The LCRA attorney told the Board the opponents were unnecessarily complicating a permit that had clearly been shown by the evidence to satisfy the Water Code’s requirements, with no basis under state law for the Board to stray from the judges’ analysis and recommendations.
Lawyers for the organizational and individual parties rose one by one to dispute that conclusion, with fundamental challenges to the quality of both the ALJs’ analysis and LCRA’s evidence.
The opponents launched a coordinated attack on LCRA’s application and the LCRA’s attempt to box in the District on the basis of what they considered a flawed PFD by inexperienced judges.
The judges’ expertise in water law later became the subject of one of only two questions asked of LCRA by Board members.
Don Grissom, attorney for the so-called “Brown Landowners”, told the Board in his lead-off presentation opposing the permit, that the two ALJs had never heard a water case before the LCRA hearing.
The Brown Landowners are a group of about thirty Bastrop and Lee county landowners who were consolidated into one party in the contested case.
Grissom and the other opponents’ counsel all focused on the argument that there was no hydrological or other evidence that supported pumping as much as 25,000 AFY from the site chosen by LCRA for eight Simsboro wells.
Instead, they argued in various ways that the PFD was flawed, and that the permit should either be denied, sent back to SOAH for further work, or issued in a much lesser amount.
They also rejected LCRA’s reliance on the state’s groundwater availability model (GAM) as the best available science to establish that LCRA’s well-field would not have unreasonable localized effects ont groundwater and surface water resources, and existing permit holders.
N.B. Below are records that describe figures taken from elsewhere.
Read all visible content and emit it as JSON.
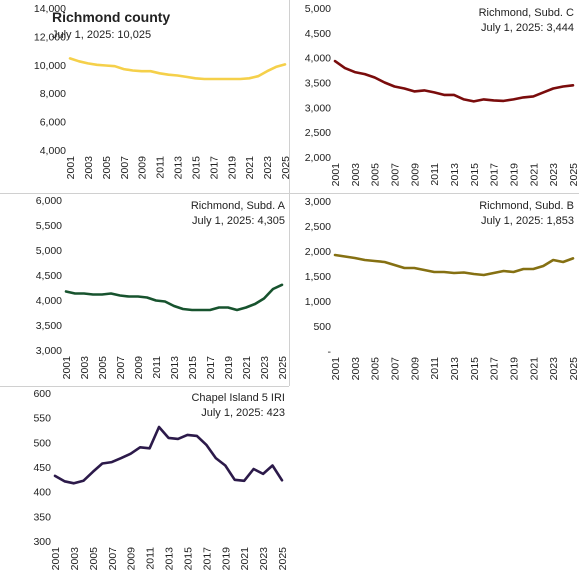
{
  "chart_data": [
    {
      "type": "line",
      "title": "Richmond county",
      "subtitle": "July 1, 2025: 10,025",
      "color": "#f5d04a",
      "ylim": [
        4000,
        14000
      ],
      "yticks": [
        "4,000",
        "6,000",
        "8,000",
        "10,000",
        "12,000",
        "14,000"
      ],
      "xticks": [
        "2001",
        "2003",
        "2005",
        "2007",
        "2009",
        "2011",
        "2013",
        "2015",
        "2017",
        "2019",
        "2021",
        "2023",
        "2025"
      ],
      "x": [
        2001,
        2002,
        2003,
        2004,
        2005,
        2006,
        2007,
        2008,
        2009,
        2010,
        2011,
        2012,
        2013,
        2014,
        2015,
        2016,
        2017,
        2018,
        2019,
        2020,
        2021,
        2022,
        2023,
        2024,
        2025
      ],
      "values": [
        10450,
        10250,
        10100,
        10000,
        9950,
        9900,
        9700,
        9600,
        9550,
        9550,
        9400,
        9300,
        9250,
        9150,
        9050,
        9000,
        9000,
        9000,
        9000,
        9000,
        9050,
        9200,
        9550,
        9850,
        10025
      ]
    },
    {
      "type": "line",
      "title": "Richmond, Subd. C",
      "subtitle": "July 1, 2025: 3,444",
      "color": "#7a0c0c",
      "ylim": [
        2000,
        5000
      ],
      "yticks": [
        "2,000",
        "2,500",
        "3,000",
        "3,500",
        "4,000",
        "4,500",
        "5,000"
      ],
      "xticks": [
        "2001",
        "2003",
        "2005",
        "2007",
        "2009",
        "2011",
        "2013",
        "2015",
        "2017",
        "2019",
        "2021",
        "2023",
        "2025"
      ],
      "x": [
        2001,
        2002,
        2003,
        2004,
        2005,
        2006,
        2007,
        2008,
        2009,
        2010,
        2011,
        2012,
        2013,
        2014,
        2015,
        2016,
        2017,
        2018,
        2019,
        2020,
        2021,
        2022,
        2023,
        2024,
        2025
      ],
      "values": [
        3930,
        3790,
        3710,
        3670,
        3600,
        3500,
        3420,
        3380,
        3320,
        3340,
        3300,
        3250,
        3250,
        3160,
        3120,
        3160,
        3140,
        3130,
        3160,
        3200,
        3220,
        3300,
        3380,
        3420,
        3444
      ]
    },
    {
      "type": "line",
      "title": "Richmond, Subd. A",
      "subtitle": "July 1, 2025: 4,305",
      "color": "#17532e",
      "ylim": [
        3000,
        6000
      ],
      "yticks": [
        "3,000",
        "3,500",
        "4,000",
        "4,500",
        "5,000",
        "5,500",
        "6,000"
      ],
      "xticks": [
        "2001",
        "2003",
        "2005",
        "2007",
        "2009",
        "2011",
        "2013",
        "2015",
        "2017",
        "2019",
        "2021",
        "2023",
        "2025"
      ],
      "x": [
        2001,
        2002,
        2003,
        2004,
        2005,
        2006,
        2007,
        2008,
        2009,
        2010,
        2011,
        2012,
        2013,
        2014,
        2015,
        2016,
        2017,
        2018,
        2019,
        2020,
        2021,
        2022,
        2023,
        2024,
        2025
      ],
      "values": [
        4170,
        4130,
        4130,
        4110,
        4110,
        4130,
        4090,
        4070,
        4070,
        4050,
        3990,
        3970,
        3880,
        3820,
        3800,
        3800,
        3800,
        3850,
        3850,
        3800,
        3850,
        3920,
        4030,
        4220,
        4305
      ]
    },
    {
      "type": "line",
      "title": "Richmond, Subd. B",
      "subtitle": "July 1, 2025: 1,853",
      "color": "#857012",
      "ylim": [
        0,
        3000
      ],
      "yticks": [
        "-",
        "500",
        "1,000",
        "1,500",
        "2,000",
        "2,500",
        "3,000"
      ],
      "xticks": [
        "2001",
        "2003",
        "2005",
        "2007",
        "2009",
        "2011",
        "2013",
        "2015",
        "2017",
        "2019",
        "2021",
        "2023",
        "2025"
      ],
      "x": [
        2001,
        2002,
        2003,
        2004,
        2005,
        2006,
        2007,
        2008,
        2009,
        2010,
        2011,
        2012,
        2013,
        2014,
        2015,
        2016,
        2017,
        2018,
        2019,
        2020,
        2021,
        2022,
        2023,
        2024,
        2025
      ],
      "values": [
        1920,
        1890,
        1860,
        1820,
        1800,
        1780,
        1720,
        1660,
        1660,
        1620,
        1580,
        1580,
        1560,
        1570,
        1540,
        1520,
        1560,
        1600,
        1580,
        1640,
        1640,
        1700,
        1820,
        1780,
        1853
      ]
    },
    {
      "type": "line",
      "title": "Chapel Island 5  IRI",
      "subtitle": "July 1, 2025: 423",
      "color": "#2c1a4a",
      "ylim": [
        300,
        600
      ],
      "yticks": [
        "300",
        "350",
        "400",
        "450",
        "500",
        "550",
        "600"
      ],
      "xticks": [
        "2001",
        "2003",
        "2005",
        "2007",
        "2009",
        "2011",
        "2013",
        "2015",
        "2017",
        "2019",
        "2021",
        "2023",
        "2025"
      ],
      "x": [
        2001,
        2002,
        2003,
        2004,
        2005,
        2006,
        2007,
        2008,
        2009,
        2010,
        2011,
        2012,
        2013,
        2014,
        2015,
        2016,
        2017,
        2018,
        2019,
        2020,
        2021,
        2022,
        2023,
        2024,
        2025
      ],
      "values": [
        432,
        421,
        417,
        422,
        440,
        457,
        460,
        468,
        477,
        490,
        488,
        531,
        509,
        507,
        515,
        513,
        495,
        468,
        453,
        424,
        422,
        446,
        436,
        453,
        423
      ]
    }
  ]
}
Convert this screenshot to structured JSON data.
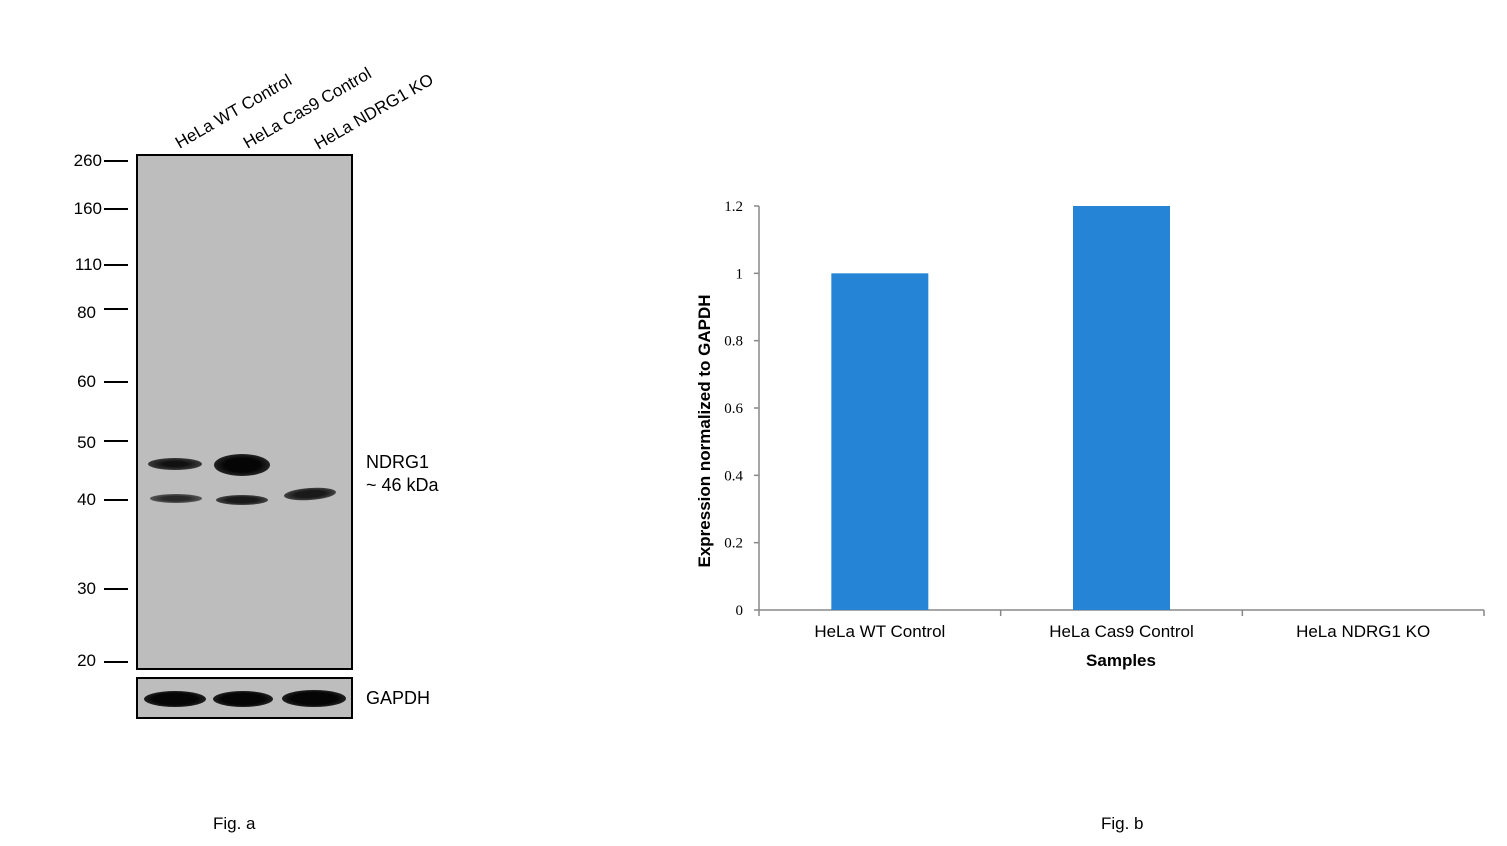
{
  "figure_a": {
    "lanes": [
      "HeLa WT Control",
      "HeLa Cas9 Control",
      "HeLa NDRG1 KO"
    ],
    "markers": [
      "260",
      "160",
      "110",
      "80",
      "60",
      "50",
      "40",
      "30",
      "20"
    ],
    "target_label": "NDRG1",
    "target_size": "~ 46 kDa",
    "loading_control": "GAPDH",
    "caption": "Fig. a"
  },
  "figure_b": {
    "caption": "Fig. b"
  },
  "chart_data": {
    "type": "bar",
    "categories": [
      "HeLa WT Control",
      "HeLa Cas9 Control",
      "HeLa NDRG1 KO"
    ],
    "values": [
      1.0,
      1.2,
      0.0
    ],
    "xlabel": "Samples",
    "ylabel": "Expression  normalized to GAPDH",
    "ylim": [
      0,
      1.2
    ],
    "yticks": [
      "0",
      "0.2",
      "0.4",
      "0.6",
      "0.8",
      "1",
      "1.2"
    ],
    "grid": false,
    "bar_color": "#2684D6"
  }
}
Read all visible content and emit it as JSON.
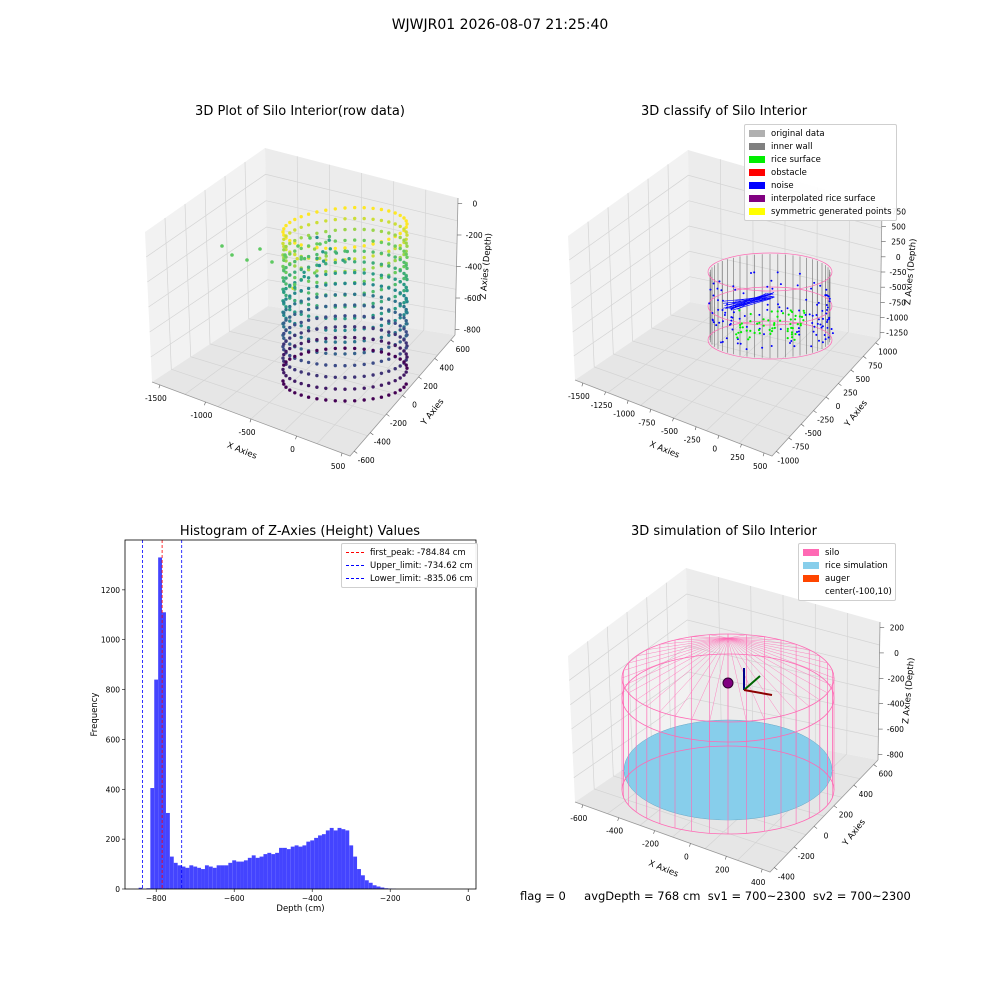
{
  "suptitle": "WJWJR01 2026-08-07 21:25:40",
  "status": {
    "flag": "flag = 0",
    "avg_depth": "avgDepth = 768 cm",
    "sv1": "sv1 = 700~2300",
    "sv2": "sv2 = 700~2300"
  },
  "colors": {
    "original_data": "#b0b0b0",
    "inner_wall": "#808080",
    "rice_surface": "#00ee00",
    "obstacle": "#ff0000",
    "noise": "#0000ff",
    "interpolated": "#800080",
    "symmetric": "#ffff00",
    "silo": "#ff69b4",
    "rice_simulation": "#87ceeb",
    "auger": "#ff4500",
    "hist_bar": "#4444ff"
  },
  "chart_data": [
    {
      "type": "scatter",
      "projection": "3d",
      "title": "3D Plot of Silo Interior(row data)",
      "xlabel": "X Axies",
      "ylabel": "Y Axies",
      "zlabel": "Z Axies (Depth)",
      "x_ticks": [
        "-1500",
        "-1000",
        "-500",
        "0",
        "500"
      ],
      "y_ticks": [
        "-600",
        "-400",
        "-200",
        "0",
        "200",
        "400",
        "600"
      ],
      "z_ticks": [
        "0",
        "-200",
        "-400",
        "-600",
        "-800"
      ],
      "colormap": "viridis"
    },
    {
      "type": "scatter",
      "projection": "3d",
      "title": "3D classify of Silo Interior",
      "xlabel": "X Axies",
      "ylabel": "Y Axies",
      "zlabel": "Z Axies (Depth)",
      "x_ticks": [
        "-1500",
        "-1250",
        "-1000",
        "-750",
        "-500",
        "-250",
        "0",
        "250",
        "500"
      ],
      "y_ticks": [
        "-1000",
        "-750",
        "-500",
        "-250",
        "0",
        "250",
        "500",
        "750",
        "1000"
      ],
      "z_ticks": [
        "750",
        "500",
        "250",
        "0",
        "-250",
        "-500",
        "-750",
        "-1000",
        "-1250"
      ],
      "legend": [
        "original data",
        "inner wall",
        "rice surface",
        "obstacle",
        "noise",
        "interpolated rice surface",
        "symmetric generated points"
      ],
      "legend_placement": "top-right"
    },
    {
      "type": "bar",
      "title": "Histogram of Z-Axies (Height) Values",
      "xlabel": "Depth (cm)",
      "ylabel": "Frequency",
      "xlim": [
        -880,
        20
      ],
      "ylim": [
        0,
        1400
      ],
      "x_ticks": [
        "−800",
        "−600",
        "−400",
        "−200",
        "0"
      ],
      "x_tick_values": [
        -800,
        -600,
        -400,
        -200,
        0
      ],
      "y_ticks": [
        "0",
        "200",
        "400",
        "600",
        "800",
        "1000",
        "1200"
      ],
      "y_tick_values": [
        0,
        200,
        400,
        600,
        800,
        1000,
        1200
      ],
      "bin_edges": [
        -845,
        -835,
        -825,
        -815,
        -805,
        -795,
        -785,
        -775,
        -765,
        -755,
        -745,
        -735,
        -725,
        -715,
        -705,
        -695,
        -685,
        -675,
        -665,
        -655,
        -645,
        -635,
        -625,
        -615,
        -605,
        -595,
        -585,
        -575,
        -565,
        -555,
        -545,
        -535,
        -525,
        -515,
        -505,
        -495,
        -485,
        -475,
        -465,
        -455,
        -445,
        -435,
        -425,
        -415,
        -405,
        -395,
        -385,
        -375,
        -365,
        -355,
        -345,
        -335,
        -325,
        -315,
        -305,
        -295,
        -285,
        -275,
        -265,
        -255,
        -245,
        -235,
        -225,
        -215,
        -205,
        -195,
        -185,
        -175,
        -165,
        -155,
        -145,
        -135,
        -125,
        -115,
        -105,
        -95,
        -85,
        -75,
        -65,
        -55,
        -45,
        -35,
        -25,
        -15,
        -5
      ],
      "values": [
        5,
        0,
        3,
        405,
        840,
        1330,
        1110,
        305,
        130,
        105,
        95,
        90,
        85,
        95,
        90,
        85,
        80,
        95,
        90,
        85,
        95,
        95,
        95,
        105,
        115,
        110,
        110,
        115,
        125,
        135,
        125,
        130,
        140,
        145,
        140,
        145,
        165,
        165,
        160,
        170,
        175,
        170,
        175,
        190,
        195,
        205,
        215,
        220,
        235,
        245,
        235,
        245,
        240,
        235,
        175,
        130,
        80,
        55,
        35,
        25,
        15,
        10,
        6,
        3,
        2,
        1,
        0,
        0,
        0,
        0,
        0,
        0,
        0,
        0,
        0,
        0,
        0,
        0,
        0,
        0,
        0,
        0,
        0,
        0
      ],
      "vlines": [
        {
          "label": "first_peak: -784.84 cm",
          "x": -784.84,
          "color": "#ff0000"
        },
        {
          "label": "Upper_limit: -734.62 cm",
          "x": -734.62,
          "color": "#0000ff"
        },
        {
          "label": "Lower_limit: -835.06 cm",
          "x": -835.06,
          "color": "#0000ff"
        }
      ],
      "legend_placement": "top-right"
    },
    {
      "type": "scatter",
      "projection": "3d",
      "title": "3D simulation of Silo Interior",
      "xlabel": "X Axies",
      "ylabel": "Y Axies",
      "zlabel": "Z Axies (Depth)",
      "x_ticks": [
        "-600",
        "-400",
        "-200",
        "0",
        "200",
        "400"
      ],
      "y_ticks": [
        "-400",
        "-200",
        "0",
        "200",
        "400",
        "600"
      ],
      "z_ticks": [
        "200",
        "0",
        "-200",
        "-400",
        "-600",
        "-800"
      ],
      "legend": [
        "silo",
        "rice simulation",
        "auger",
        "center(-100,10)"
      ],
      "legend_placement": "top-right"
    }
  ]
}
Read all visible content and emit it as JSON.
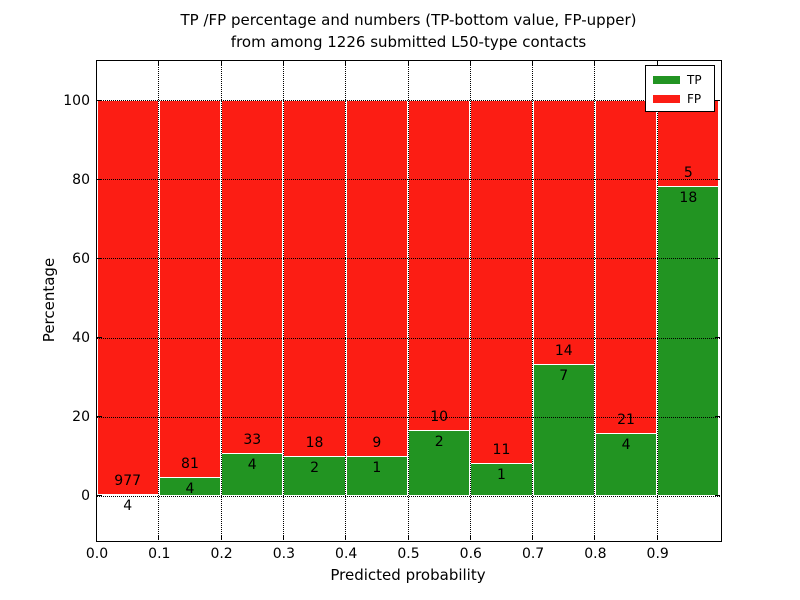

They argued the GAM predicts only regional, not localized effects, of pumping.
Aqua, the City of Elgin and Recharge Water, all of whom hold permits for public water supply, argued they would all incur substantial financial costs to mitigate the damage LCRA’s pumping would cause to their wells.
Although Environmental Stewardship agreed the permit should be reduced, its counsel expressed the critical need to require a monitoring well network in any permit, to gather data on expected unreasonable impacts of LCRA’s pumping on surface water resources, specifically the Colorado River system.
Counsel for GM Totten presented their arguments, followed by LCRA’s rebuttal arguments. Only Lee County directors Mike Simmang and Billy Sherrill directed questions to LCRA’s counsel.
Director Simmang asked whether the claim that the two SOAH judges had no water experience is true. Counsel Emily Rogers seemed flummoxed by the question, and said she did not know the answer. She called the claim a “red herring” to induce the Board to re-weigh the clear evidence favoring LCRA.
The Board’s attorney drilled down on whether opposing parties would be satisfied and stop protesting if an 8,000 AFY permit were issued.
The three water suppliers urged the permit should be denied altogether, as did the Brown Landowners. However, those parties said they could live with an 8,000 acre-foot permit, so long as mitigation was addressed. Environmental Stewardship agreed with the lesser permit, but continued to press for the overriding concern that surface water monitoring be required.
Counsel for opponents ultimately seemed content to let issues such as monitoring of aquifer formations and mitigation to be worked out later if the Board were to decide to reduce the permit.
The Board emerged from a lengthy private session with its attorney, quickly passed the vote to continue the hearing to an unspecified date, and adjourned for the evening.
Three Board members are ineligible to vote on the LCRA permit. One Board member is an Aqua employee and two are members of the Brown Landowners group. Nevertheless, the Board may not take official action without the approval of six of the remaining seven voting Board members.